I agree with others, it was his decision. It was his right to make his feelings known on the issue, for whatever reason he has - be it grief, personal hangups, or even vitriol for his ex wife (though I honestly doubt that actually is a major part of it, not saying it isn't any of it, but I doubt it is much of a part). Agree with it or not. And it is none of our business why he made the decision he did.
All that said, I think I can understand not wanting to allow his daughter to be used after death in such a way. Both in terms of grief -that would be a HARD decision for me- and, maybe, in terms of personal feelings.
My father is against organ donation and transplant on a personal ethic. He finds it a miraculous medical feat, he respects the doctors that do such amazing things, he understands people feel differently and respects that. But he personally feels it is unnatural and "wrong" on some levels, to have a part of another person inside and part of you in such a way. I understand that.
I personally feel much the same, honestly. And I have stated to my family before that were it to come to the point of me needing a transplant (which, with my medical issues, is a possibility in the future) that I would refuse. Both because I feel the same as my father AND because I feel those same organs could be, potentially, put to better use than on me.

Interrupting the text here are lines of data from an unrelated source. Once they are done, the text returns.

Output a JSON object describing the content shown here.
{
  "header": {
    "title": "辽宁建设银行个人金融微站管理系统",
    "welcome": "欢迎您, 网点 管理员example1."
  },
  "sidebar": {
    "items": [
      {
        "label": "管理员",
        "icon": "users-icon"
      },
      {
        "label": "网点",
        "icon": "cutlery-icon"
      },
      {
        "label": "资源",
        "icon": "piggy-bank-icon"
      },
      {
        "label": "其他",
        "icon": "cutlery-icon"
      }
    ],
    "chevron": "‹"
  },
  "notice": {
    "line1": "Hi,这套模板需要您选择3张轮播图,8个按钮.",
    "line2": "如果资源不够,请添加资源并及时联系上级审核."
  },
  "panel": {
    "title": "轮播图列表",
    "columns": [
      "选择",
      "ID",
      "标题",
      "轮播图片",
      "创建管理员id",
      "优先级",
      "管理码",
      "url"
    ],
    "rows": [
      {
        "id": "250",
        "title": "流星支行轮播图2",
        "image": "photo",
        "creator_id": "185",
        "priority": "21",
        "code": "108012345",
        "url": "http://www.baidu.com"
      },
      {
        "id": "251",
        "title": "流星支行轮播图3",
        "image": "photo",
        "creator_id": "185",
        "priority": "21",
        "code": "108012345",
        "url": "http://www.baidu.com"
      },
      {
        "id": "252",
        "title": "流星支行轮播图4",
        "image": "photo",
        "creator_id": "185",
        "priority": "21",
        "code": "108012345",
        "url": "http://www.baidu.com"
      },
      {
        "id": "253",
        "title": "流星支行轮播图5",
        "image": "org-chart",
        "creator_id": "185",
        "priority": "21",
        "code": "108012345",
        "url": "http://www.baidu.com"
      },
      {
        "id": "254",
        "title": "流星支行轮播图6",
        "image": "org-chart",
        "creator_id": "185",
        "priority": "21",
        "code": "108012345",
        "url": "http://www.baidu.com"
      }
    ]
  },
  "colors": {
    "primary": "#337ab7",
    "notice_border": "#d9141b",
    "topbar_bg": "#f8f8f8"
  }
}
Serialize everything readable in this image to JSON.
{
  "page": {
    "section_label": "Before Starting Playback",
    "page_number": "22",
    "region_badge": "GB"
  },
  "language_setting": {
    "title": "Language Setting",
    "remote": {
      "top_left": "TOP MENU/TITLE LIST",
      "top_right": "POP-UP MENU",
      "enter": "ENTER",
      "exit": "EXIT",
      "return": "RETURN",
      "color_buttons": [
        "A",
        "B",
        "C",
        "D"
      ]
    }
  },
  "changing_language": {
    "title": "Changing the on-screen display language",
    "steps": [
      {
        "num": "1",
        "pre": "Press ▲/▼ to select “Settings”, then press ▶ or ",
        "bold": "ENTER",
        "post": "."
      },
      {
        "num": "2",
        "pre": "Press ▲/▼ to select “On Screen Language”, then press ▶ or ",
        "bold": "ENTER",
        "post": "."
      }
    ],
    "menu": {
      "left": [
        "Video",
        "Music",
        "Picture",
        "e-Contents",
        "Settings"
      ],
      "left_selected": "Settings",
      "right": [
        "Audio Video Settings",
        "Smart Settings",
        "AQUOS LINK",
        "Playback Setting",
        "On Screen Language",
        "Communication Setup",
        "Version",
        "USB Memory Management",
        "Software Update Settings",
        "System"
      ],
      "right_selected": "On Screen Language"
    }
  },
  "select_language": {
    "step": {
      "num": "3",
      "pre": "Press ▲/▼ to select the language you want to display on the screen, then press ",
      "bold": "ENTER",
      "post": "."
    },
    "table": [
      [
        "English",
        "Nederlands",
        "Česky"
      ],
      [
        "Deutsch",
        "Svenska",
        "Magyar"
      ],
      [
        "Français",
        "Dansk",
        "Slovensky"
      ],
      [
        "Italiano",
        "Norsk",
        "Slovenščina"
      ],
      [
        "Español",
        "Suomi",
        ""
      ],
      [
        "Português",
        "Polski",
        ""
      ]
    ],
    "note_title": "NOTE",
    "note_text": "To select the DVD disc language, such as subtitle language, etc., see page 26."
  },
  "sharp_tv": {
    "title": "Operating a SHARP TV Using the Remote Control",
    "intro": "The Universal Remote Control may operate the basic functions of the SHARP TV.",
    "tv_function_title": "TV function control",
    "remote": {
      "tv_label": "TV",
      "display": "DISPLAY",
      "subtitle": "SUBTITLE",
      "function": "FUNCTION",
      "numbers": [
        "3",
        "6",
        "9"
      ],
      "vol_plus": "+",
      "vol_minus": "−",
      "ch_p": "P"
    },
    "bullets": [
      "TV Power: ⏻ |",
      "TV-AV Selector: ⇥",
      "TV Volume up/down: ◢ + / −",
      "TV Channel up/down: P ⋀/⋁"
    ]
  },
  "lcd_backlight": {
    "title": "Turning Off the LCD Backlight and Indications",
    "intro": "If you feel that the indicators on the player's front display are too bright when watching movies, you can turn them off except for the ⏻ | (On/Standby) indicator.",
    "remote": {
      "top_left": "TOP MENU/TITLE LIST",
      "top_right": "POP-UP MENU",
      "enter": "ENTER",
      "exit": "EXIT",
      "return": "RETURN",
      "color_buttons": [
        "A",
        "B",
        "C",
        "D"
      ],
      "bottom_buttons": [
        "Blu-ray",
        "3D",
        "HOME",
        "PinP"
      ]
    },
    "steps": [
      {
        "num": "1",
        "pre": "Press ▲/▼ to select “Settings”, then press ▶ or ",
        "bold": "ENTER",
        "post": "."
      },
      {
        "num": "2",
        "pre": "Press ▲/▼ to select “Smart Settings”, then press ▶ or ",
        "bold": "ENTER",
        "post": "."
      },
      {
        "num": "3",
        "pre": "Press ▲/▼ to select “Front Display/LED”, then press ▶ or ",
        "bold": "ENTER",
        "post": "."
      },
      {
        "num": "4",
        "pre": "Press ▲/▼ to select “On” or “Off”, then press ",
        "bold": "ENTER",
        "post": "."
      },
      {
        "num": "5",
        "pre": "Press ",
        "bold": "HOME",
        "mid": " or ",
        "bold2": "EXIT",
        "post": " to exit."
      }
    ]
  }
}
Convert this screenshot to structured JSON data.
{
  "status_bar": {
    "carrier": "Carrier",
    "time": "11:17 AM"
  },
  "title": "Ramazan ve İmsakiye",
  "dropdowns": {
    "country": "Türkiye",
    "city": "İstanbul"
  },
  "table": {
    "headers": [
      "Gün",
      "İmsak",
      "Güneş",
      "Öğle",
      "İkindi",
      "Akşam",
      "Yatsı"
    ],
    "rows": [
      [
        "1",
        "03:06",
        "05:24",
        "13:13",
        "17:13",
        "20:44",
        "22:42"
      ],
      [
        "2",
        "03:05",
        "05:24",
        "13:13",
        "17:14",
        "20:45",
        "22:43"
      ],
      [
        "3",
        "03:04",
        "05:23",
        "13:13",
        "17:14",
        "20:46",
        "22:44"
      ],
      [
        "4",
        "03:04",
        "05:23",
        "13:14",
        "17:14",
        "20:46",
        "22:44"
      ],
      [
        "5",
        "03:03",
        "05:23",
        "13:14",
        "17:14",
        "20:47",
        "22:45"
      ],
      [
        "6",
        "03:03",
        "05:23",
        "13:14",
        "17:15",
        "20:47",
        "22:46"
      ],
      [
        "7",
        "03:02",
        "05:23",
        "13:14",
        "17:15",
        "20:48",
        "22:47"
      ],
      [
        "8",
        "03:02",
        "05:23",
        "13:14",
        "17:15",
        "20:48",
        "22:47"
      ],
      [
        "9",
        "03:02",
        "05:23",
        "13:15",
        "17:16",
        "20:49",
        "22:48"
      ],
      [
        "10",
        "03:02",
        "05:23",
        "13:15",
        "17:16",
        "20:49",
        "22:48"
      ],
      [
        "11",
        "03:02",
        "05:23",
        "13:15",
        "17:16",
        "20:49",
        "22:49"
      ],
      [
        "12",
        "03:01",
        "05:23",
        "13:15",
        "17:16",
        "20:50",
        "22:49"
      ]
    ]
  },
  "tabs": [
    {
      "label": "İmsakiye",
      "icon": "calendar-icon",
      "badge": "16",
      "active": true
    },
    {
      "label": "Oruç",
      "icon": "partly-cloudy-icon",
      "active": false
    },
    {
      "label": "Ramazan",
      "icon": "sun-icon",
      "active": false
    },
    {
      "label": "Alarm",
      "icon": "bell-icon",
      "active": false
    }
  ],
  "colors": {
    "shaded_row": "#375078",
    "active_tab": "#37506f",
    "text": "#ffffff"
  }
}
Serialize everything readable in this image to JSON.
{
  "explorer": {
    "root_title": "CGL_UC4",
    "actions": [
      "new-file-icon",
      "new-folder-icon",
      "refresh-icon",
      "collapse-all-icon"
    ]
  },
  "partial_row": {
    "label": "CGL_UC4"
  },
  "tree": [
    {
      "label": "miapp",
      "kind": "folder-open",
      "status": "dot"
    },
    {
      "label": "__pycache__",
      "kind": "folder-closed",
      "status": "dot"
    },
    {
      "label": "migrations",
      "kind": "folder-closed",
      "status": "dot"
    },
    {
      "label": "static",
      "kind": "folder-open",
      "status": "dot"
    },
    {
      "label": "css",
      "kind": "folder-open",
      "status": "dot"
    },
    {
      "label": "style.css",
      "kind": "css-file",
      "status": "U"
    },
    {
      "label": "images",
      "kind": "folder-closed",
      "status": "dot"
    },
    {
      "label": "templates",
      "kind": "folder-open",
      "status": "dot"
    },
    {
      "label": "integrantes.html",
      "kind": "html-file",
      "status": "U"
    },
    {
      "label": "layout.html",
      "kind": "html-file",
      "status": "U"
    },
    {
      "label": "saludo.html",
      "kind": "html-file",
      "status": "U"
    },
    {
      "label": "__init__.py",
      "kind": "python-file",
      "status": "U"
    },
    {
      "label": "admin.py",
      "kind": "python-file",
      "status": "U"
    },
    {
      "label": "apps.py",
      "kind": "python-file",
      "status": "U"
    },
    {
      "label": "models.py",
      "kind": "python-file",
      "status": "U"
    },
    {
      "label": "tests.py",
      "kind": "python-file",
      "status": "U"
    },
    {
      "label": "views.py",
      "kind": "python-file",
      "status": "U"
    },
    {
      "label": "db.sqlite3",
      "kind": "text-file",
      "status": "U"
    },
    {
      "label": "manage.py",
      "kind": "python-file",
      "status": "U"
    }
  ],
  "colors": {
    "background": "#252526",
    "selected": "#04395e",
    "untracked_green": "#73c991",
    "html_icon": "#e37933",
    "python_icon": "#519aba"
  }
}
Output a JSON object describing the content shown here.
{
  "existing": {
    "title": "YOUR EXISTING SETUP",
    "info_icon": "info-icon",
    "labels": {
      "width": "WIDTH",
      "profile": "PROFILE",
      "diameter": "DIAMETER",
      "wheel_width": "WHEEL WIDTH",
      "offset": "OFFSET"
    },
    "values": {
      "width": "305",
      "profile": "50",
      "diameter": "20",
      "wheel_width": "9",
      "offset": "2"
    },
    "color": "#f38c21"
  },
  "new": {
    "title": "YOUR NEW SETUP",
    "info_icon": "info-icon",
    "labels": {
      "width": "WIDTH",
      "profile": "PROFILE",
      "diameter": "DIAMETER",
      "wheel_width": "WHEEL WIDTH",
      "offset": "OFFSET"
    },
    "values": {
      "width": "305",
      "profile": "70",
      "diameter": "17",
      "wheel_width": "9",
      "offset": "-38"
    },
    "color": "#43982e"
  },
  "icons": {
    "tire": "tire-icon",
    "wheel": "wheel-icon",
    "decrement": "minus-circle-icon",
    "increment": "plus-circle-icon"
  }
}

BUT I am also a listed organ donor, and all my family and loved ones know how I feel on the issue - that I AM to be offered as an organ donor, whatever organs can be used at my death (which, admittedly, may not be that much, since I have bad eyes, weak bones, bad lungs, damaged pancreas, and possibly a damaged liver and kidneys from years of medical problems and meds). That it is my wish and they have agreed, despite my fathers objections to the issue personally, to see that carried out.
(My mother is also listed as an organ donor, so my family knows to do so for her as well.) I would rather my organs be used to save a life in my death despite personally having objections to being on the receiving end of that same.